The Austin Chronicle

https://www.austinchronicle.com/music/2006-03-24/349710/

TCB

Music news

By Christopher Gray, March 24, 2006, Music


BEDKNOBS AND BALLYHOO

"Fate, up against your will" Echo & the Bunnymen, "Killing Moon," 1985

Ian McCulloch wrote those words at least a year before a handful of enterprising Austinites thought it might be fun to have all their favorite bands play here the same weekend, but no one sentence better describes what SXSW has become 20 years on: a Sisyphean struggle to keep going, going, going, clinging to the dogged belief that, despite the immutable laws of time and space and nature, somehow you'll be able to take it all in.

This, of course, is folly. The best, and increasingly only, way to handle SXSW is to stay put. Sometimes this strategy backfires – neither Rosanne Cash, Lyle Lovett, nor the Pretenders brought their A game to Stubb's Saturday night – but just as often it leads to complete rapture, as it did for Gogol Bordello and Flogging Molly at Emo's Thursday. Watching Molly's Dave King, then Gogol's Eugene Hutz whip the already-rabid crowd into a frenzy was worth the price of a badge several times over. Alternately, walking into venues at random often yields happy results, like it did for yours truly with Chicago's Bottomless Pit at Club de Ville and Phoenix's Digital Leather at Beerland.

SXSW also makes bands you've seen dozens of times come through with career-best performances, like Austin's the Arm and Sound Team Wednesday afternoon at Emo's. For the Arm, it was the beginning of an eventful week. Rolling Stone scribe David Fricke took furious notes at their Blender Balcony show that night and left with one of the final five remaining copies of 2004's self-titled debut. Follow-up Call You Out is due next month on local label Indierect.

For the second year in a row, the prickly post-punk quartet was involved in a brawl, this time when they rushed the stage to rescue their instruments from Cleveland's This Moment in Black History at the addVice afterparty Thursday night at Tillery Street Theater. Eventually the cops showed up, and a mechanic from the shop next door brandished a baseball bat in the parking lot. "I had to hustle my gear out the back alley," recounts frontman Sean O'Neal. "It was pretty fucked up." Elsewhere, Matt Drenik of Lions broke up a knife fight outside Trophy's Tuesday night by simply (and falsely) claiming to have kids.

Sorting through the aftermath one week later, SXSW Managing Director Roland Swenson said he felt like the festival went "pretty well," with no major catastrophes like last year's server crash that left registrants stranded for hours in line waiting to pick up their badges. The grumbling that SXSW is spiraling out of control was louder than ever this year, but Swenson isn't buying it. "I don't think so," he says. "There's built-in limits. There's only so many hotel rooms or seats on airplanes. Next year, there'll be 400 more hotel rooms right by the Convention Center."

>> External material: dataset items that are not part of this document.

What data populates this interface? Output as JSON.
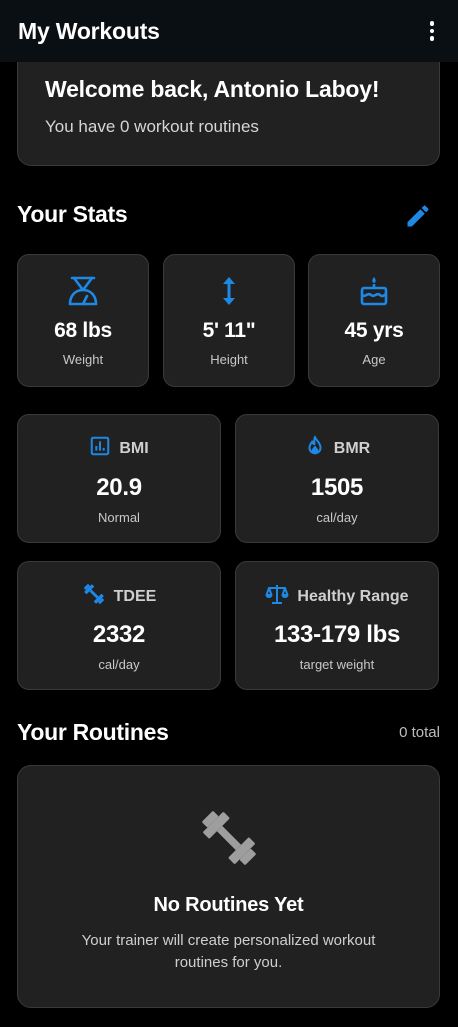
{
  "appbar": {
    "title": "My Workouts",
    "more_icon": "more-vert-icon"
  },
  "welcome": {
    "title": "Welcome back, Antonio Laboy!",
    "subtitle": "You have 0 workout routines"
  },
  "stats": {
    "title": "Your Stats",
    "edit_icon": "edit-icon",
    "accent": "#1e88e5",
    "weight": {
      "value": "68 lbs",
      "label": "Weight",
      "icon": "scale-icon"
    },
    "height": {
      "value": "5' 11\"",
      "label": "Height",
      "icon": "height-arrows-icon"
    },
    "age": {
      "value": "45 yrs",
      "label": "Age",
      "icon": "cake-icon"
    },
    "bmi": {
      "title": "BMI",
      "value": "20.9",
      "label": "Normal",
      "icon": "bar-chart-icon"
    },
    "bmr": {
      "title": "BMR",
      "value": "1505",
      "label": "cal/day",
      "icon": "flame-icon"
    },
    "tdee": {
      "title": "TDEE",
      "value": "2332",
      "label": "cal/day",
      "icon": "dumbbell-icon"
    },
    "healthy": {
      "title": "Healthy Range",
      "value": "133-179 lbs",
      "label": "target weight",
      "icon": "balance-scale-icon"
    }
  },
  "routines": {
    "title": "Your Routines",
    "total": "0 total",
    "empty_icon": "dumbbell-icon",
    "empty_title": "No Routines Yet",
    "empty_desc": "Your trainer will create personalized workout routines for you."
  }
}
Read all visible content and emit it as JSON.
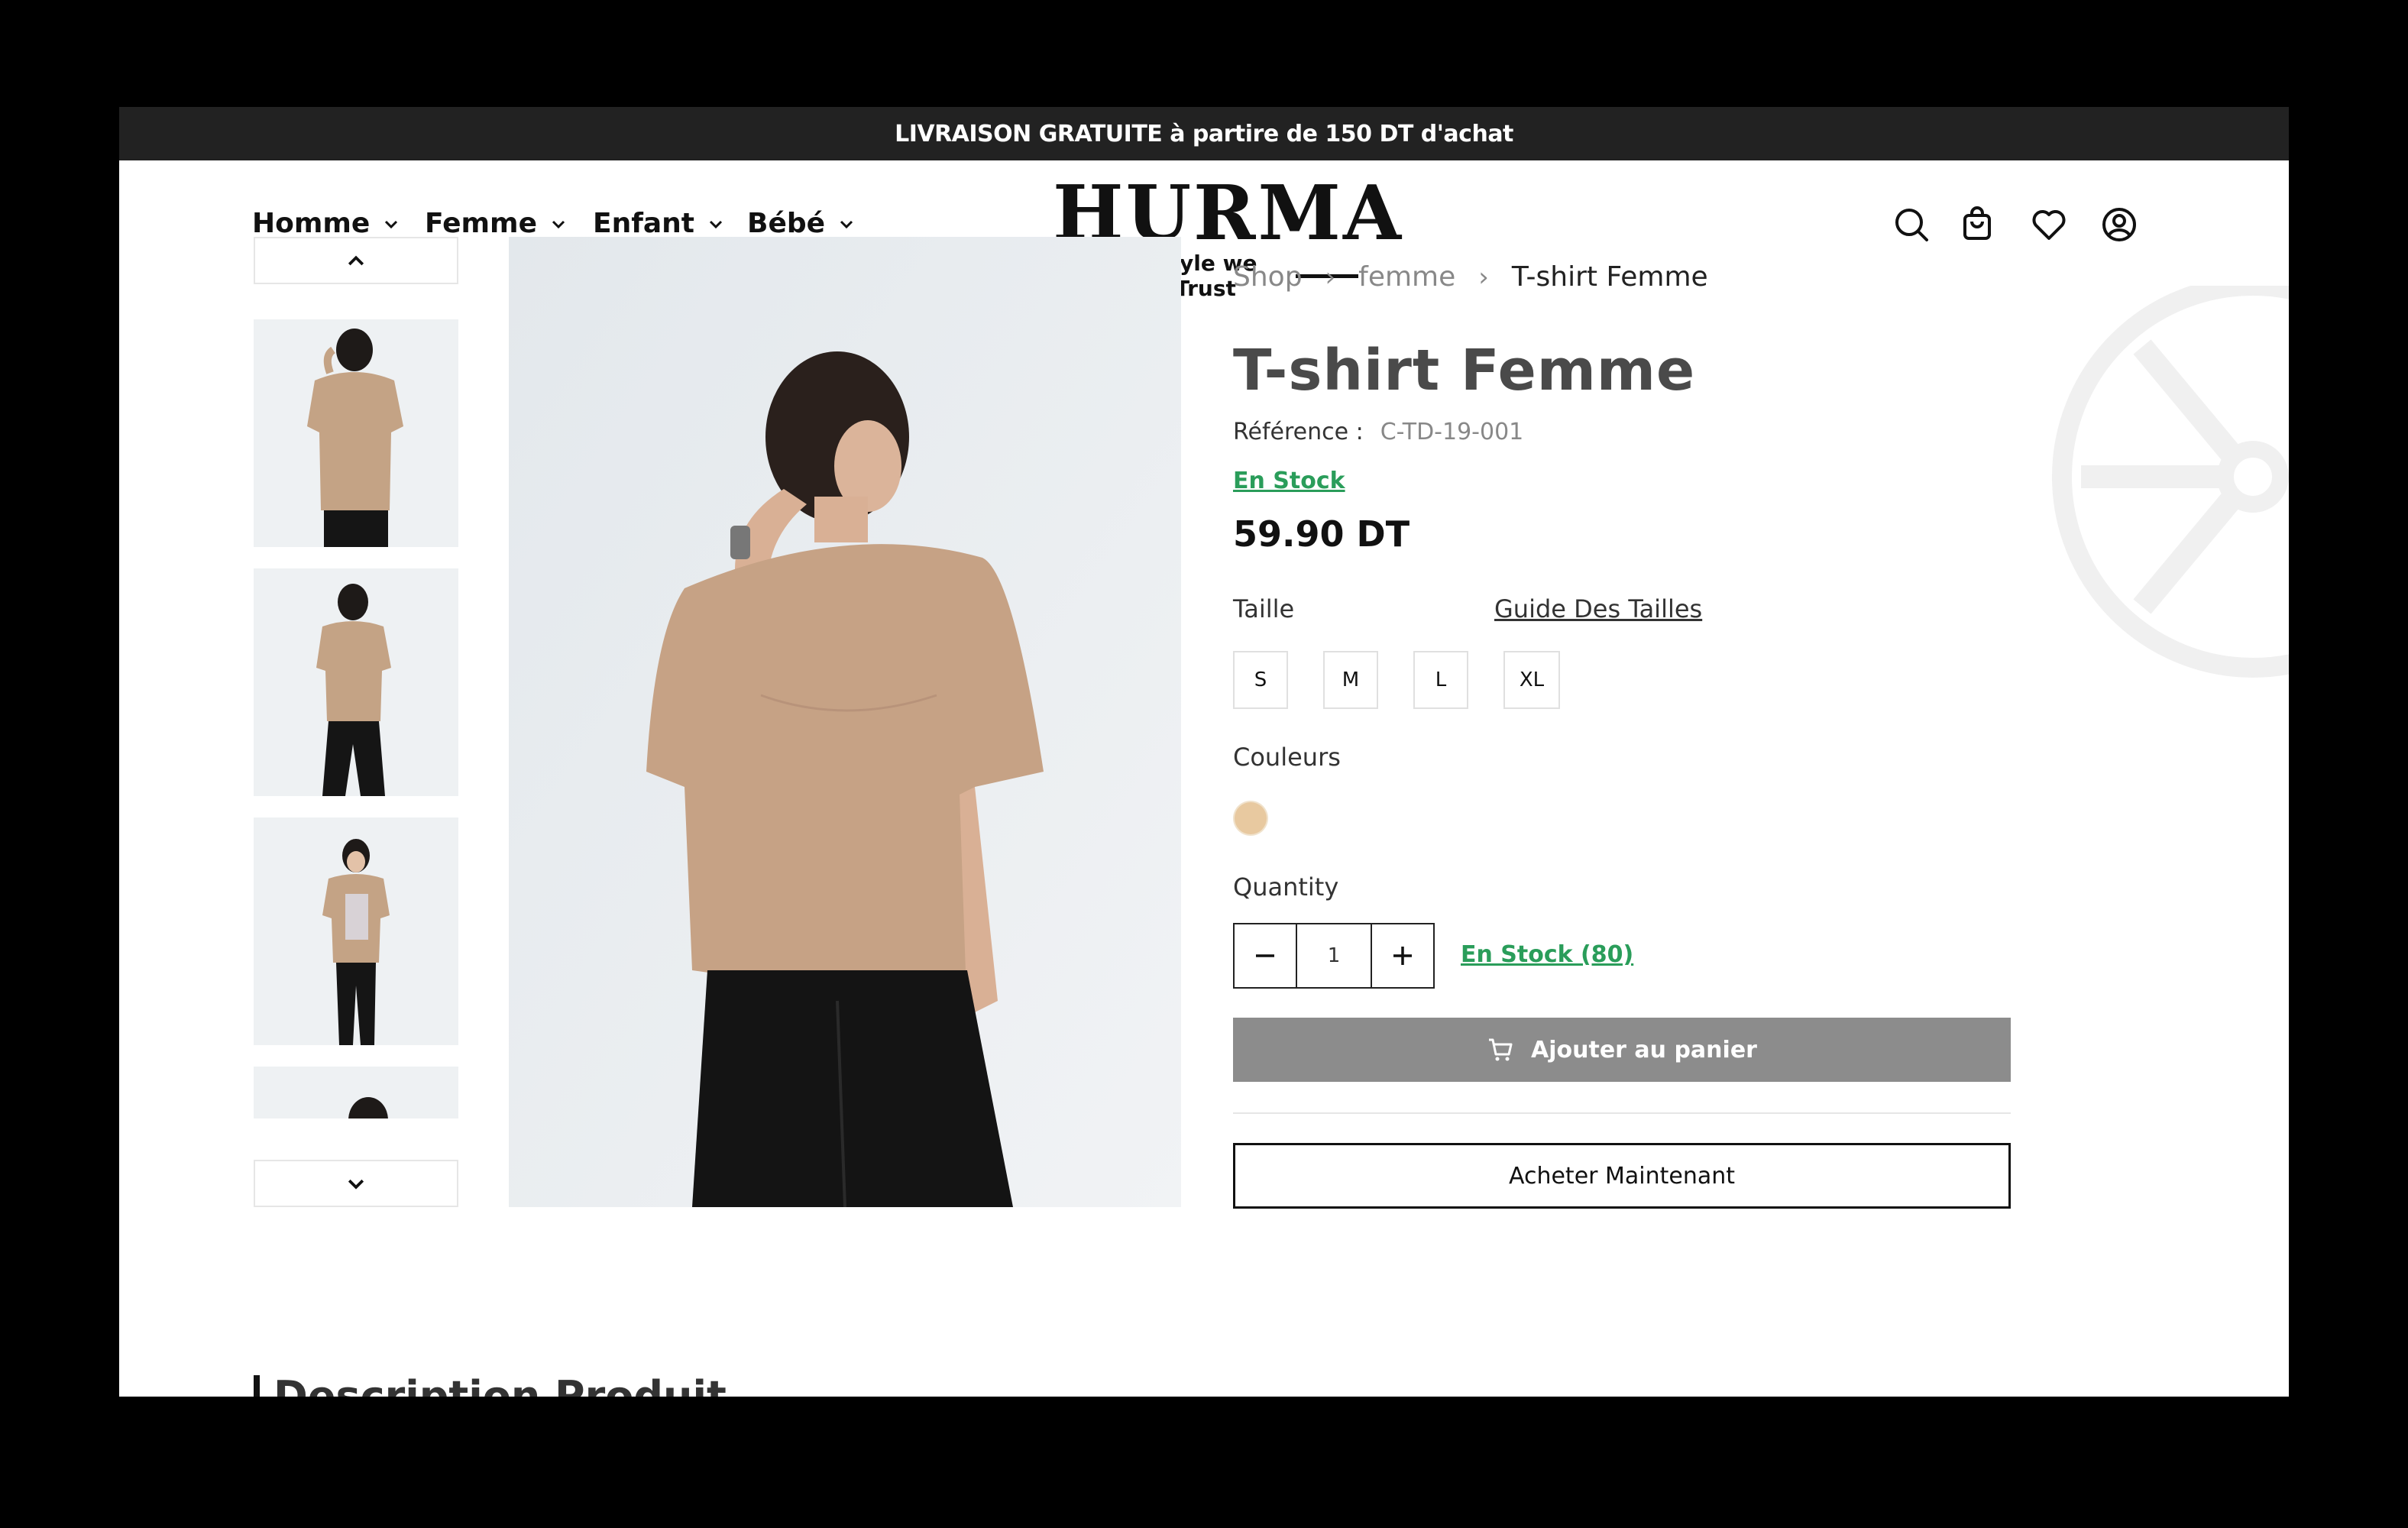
{
  "promo": {
    "text": "LIVRAISON GRATUITE à partire de 150 DT d'achat"
  },
  "nav": {
    "items": [
      {
        "label": "Homme"
      },
      {
        "label": "Femme"
      },
      {
        "label": "Enfant"
      },
      {
        "label": "Bébé"
      }
    ]
  },
  "logo": {
    "word": "HURMA",
    "tagline": "Style we Trust"
  },
  "header_icons": [
    "search-icon",
    "shopping-bag-icon",
    "heart-icon",
    "user-icon"
  ],
  "breadcrumb": {
    "shop": "Shop",
    "category": "femme",
    "current": "T-shirt Femme"
  },
  "product": {
    "title": "T-shirt Femme",
    "reference_label": "Référence :",
    "reference_value": "C-TD-19-001",
    "stock_label": "En Stock",
    "price": "59.90 DT",
    "size_label": "Taille",
    "size_guide": "Guide Des Tailles",
    "sizes": [
      "S",
      "M",
      "L",
      "XL"
    ],
    "colors_label": "Couleurs",
    "color_swatch": "#e8c9a0",
    "quantity_label": "Quantity",
    "quantity_value": "1",
    "stock_count": "En Stock (80)",
    "add_to_cart": "Ajouter au panier",
    "buy_now": "Acheter Maintenant"
  },
  "description": {
    "heading": "Description Produit"
  },
  "colors": {
    "accent_green": "#2a9d5a",
    "tshirt": "#c9a98a",
    "pants": "#151515",
    "bg_photo": "#e8ecf0"
  }
}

By all accounts, they'll need them. "People said SXSW was too big 10 years ago," smiles Swenson. Since then it's only gotten bigger, thanks in large part to the corporate-sponsored day parties – some, like Red Bull and Levi's, rented vacant venues for the entire week – that have proliferated like so many mushrooms after one of our all-too-infrequent Central Texas showers. Dozens of Austin bars and other businesses have responded by hosting their own non-SXSW shindigs.

"That's an issue for us," Swenson admits. "We recognize that parties are a big part of the attraction. It's not like we want them to stop, but I wish they wouldn't start so early. There's not a whole lot we can do. All we can really do is make the programming compelling enough that people will want to go."

This may yet work itself out naturally: from what TCB saw, lines for day parties this year were much longer than for all but a few SXSW showcases, like the Flaming Lips' "secret" Eternal show Thursday and Aussie diva Sia at the Parish Saturday. Swenson believes it all comes down to timing. "If you wanted to go to Arctic Monkeys [at La Zona Rosa] and showed up with a badge at 11:30pm, you got in," he says. "If you showed up at 11:45, you had to wait in line."

Timing isn't just a matter of minutes, either. Three of this year's biggest buzz acts – the Monkeys, KT Tunstall, and Wolfmother – all played last year to much smaller crowds and a modicum of their 2006 hype. Wolfmother's 2005 showcase, in fact, got them signed to Interscope, proof that SXSW's original mission – "Musicians in Search of Discovery," read The New York Times headline Monday – holds true all these years later. Next year, will it be the Ark? The Arm? Voxtrot? Dr. Dog? Apollo Sunshine? Hot Chip? Crom? Tapes 'n Tapes? Or some band nobody saw except, as the Times' Jon Pareles wrote, "the right ones"? There's really only one way to find out: Come back.